[xsd-users] Poor performance of Unicode conversion

Wed Sep 26 11:40:45 EDT 2007

> Do you know if the bulk of it is spent in the XML-to-DOM stage or
> the DOM-to-object model stage? Or is it your own manipulation of DOM?
> I am also somewhat surprised since the transcoding should be very
> fast.

DOM-to-object model stage. Some of our schemas are predominantly strings.

> 1. XML Schema validation support in libxml2 is not usable.

That's a show-stopper. I've noticed how libxml2 says an XML document is valid when Xerces says it isn't. With only one exception, Xerces has been correct and libxml2 has been wrong.

> 2. It's a C library and its DOM-like representation is very low-level.
>   I am not sure how usable it will be.

The Xerces library is extremely C-like. (No destructors, so everything needs a formal release call. Test node type by checking node-type field that contains an enumerated value. Raw pointers passed everywhere. No UTF-16 string type, so raw XMLCh* pointers passed around. And so on.)

> 3. I find the documentation unreadable.

I agree, but I also find the Apache Xerces-C++ documentation to be unusable. I spend a lot of time experimenting to understand what the library actually does.

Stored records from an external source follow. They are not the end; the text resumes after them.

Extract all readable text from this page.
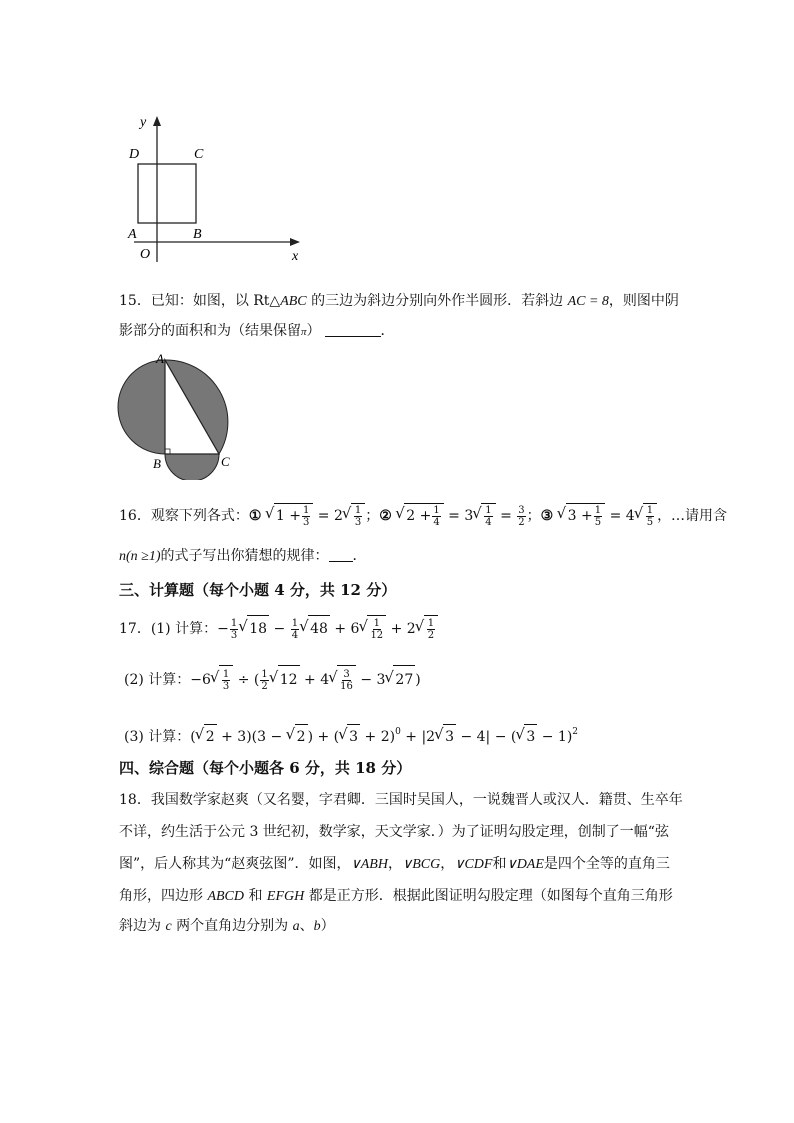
y
x
O
A	B
C
D
15．已知：如图，以 Rt△ABC 的三边为斜边分别向外作半圆形．若斜边 AC = 8，则图中阴
影部分的面积和为（结果保留π）	．
A
B	C
16．观察下列各式：① √ $1 + \frac{1}{3} = 2$
√ $\frac{1}{3}$ ；② √ $2 + \frac{1}{4} = 3$
√ $\frac{1}{4} = \frac{3}{2}$ ；③ √ $3 + \frac{1}{5} = 4$
√ $\frac{1}{5}$ ，…请用含
n(n ≥1)的式子写出你猜想的规律： ．
三、计算题（每个小题 4 分，共 12 分）
17．(1) 计算：− $\frac{1}{3}$
√ $18 - \frac{1}{4}$
√ 48 + 6
√ $\frac{1}{12} + 2$
√ $\frac{1}{2}$
(2) 计算：−6
√ $\frac{1}{3}$ ÷ ( $\frac{1}{2}$
√ 12 + 4
√ $\frac{3}{16} - 3√$ 27 )
(3) 计算：(√ 2 + 3)(3 − √ 2 ) + (√ 3 + 2)$^0$ + |2√ 3 − 4| − (√ 3 − 1)$^2$
四、综合题（每个小题各 6 分，共 18 分）
18．我国数学家赵爽（又名婴，字君卿．三国时吴国人，一说魏晋人或汉人．籍贯、生卒年
不详，约生活于公元 3 世纪初，数学家，天文学家．）为了证明勾股定理，创制了一幅“弦
图”，后人称其为“赵爽弦图”．如图，∨ABH，∨BCG，∨CDF和∨DAE是四个全等的直角三
角形，四边形 ABCD 和 EFGH 都是正方形．根据此图证明勾股定理（如图每个直角三角形
斜边为 c 两个直角边分别为 a、b）
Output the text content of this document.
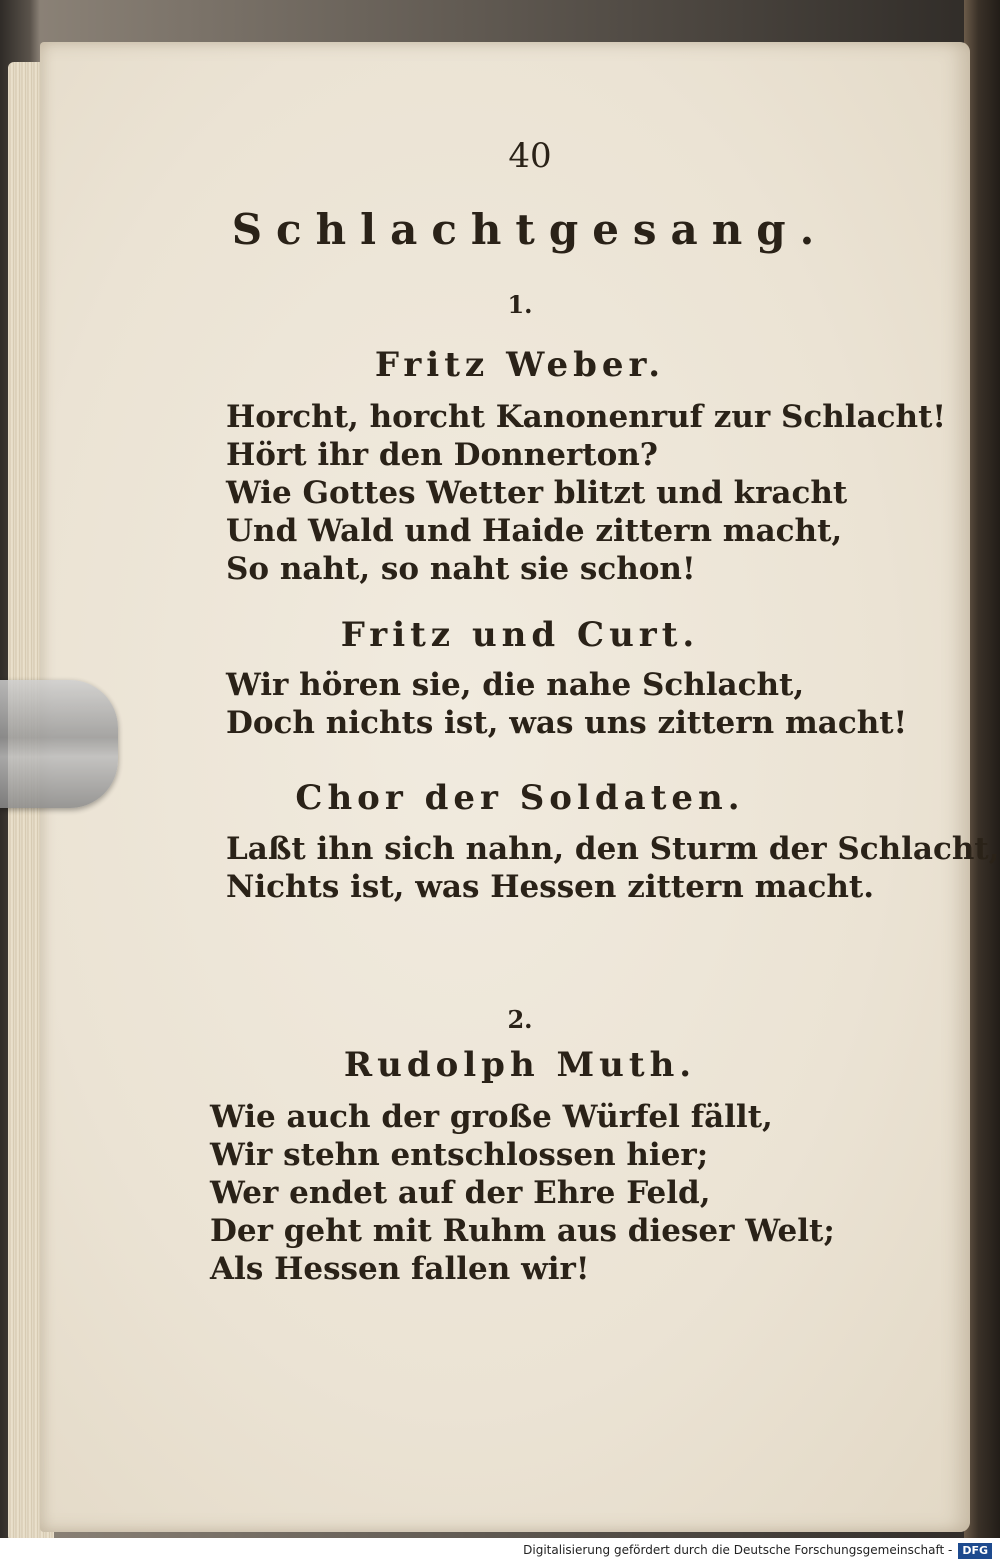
40
Schlachtgesang.
1.
Fritz Weber.
Horcht, horcht Kanonenruf zur Schlacht!
Hört ihr den Donnerton?
Wie Gottes Wetter blitzt und kracht
Und Wald und Haide zittern macht,
So naht, so naht sie schon!
Fritz und Curt.
Wir hören sie, die nahe Schlacht,
Doch nichts ist, was uns zittern macht!
Chor der Soldaten.
Laßt ihn sich nahn, den Sturm der Schlacht,
Nichts ist, was Hessen zittern macht.
2.
Rudolph Muth.
Wie auch der große Würfel fällt,
Wir stehn entschlossen hier;
Wer endet auf der Ehre Feld,
Der geht mit Ruhm aus dieser Welt;
Als Hessen fallen wir!
Digitalisierung gefördert durch die Deutsche Forschungsgemeinschaft - DFG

> We are also working on another in-memory (or rather hybrid in-memory/
> event-driven) mapping that will address this and other issues. It won't
> be based on DOM but there will still be a way to get under the hood with
> an even-driven API similar to SAX (it will be based on the C++/Parser
> mapping). Do you think this will be a viable approach for you in the
> long run?

Maybe. We need to manipulate document trees when we don't always have a schema. But if the interface is event-driven, I would need to invent my own DOM-like model to store the tree.  Maybe that would be best, however.
--
Ray Lischner, Proteus Technologies LLC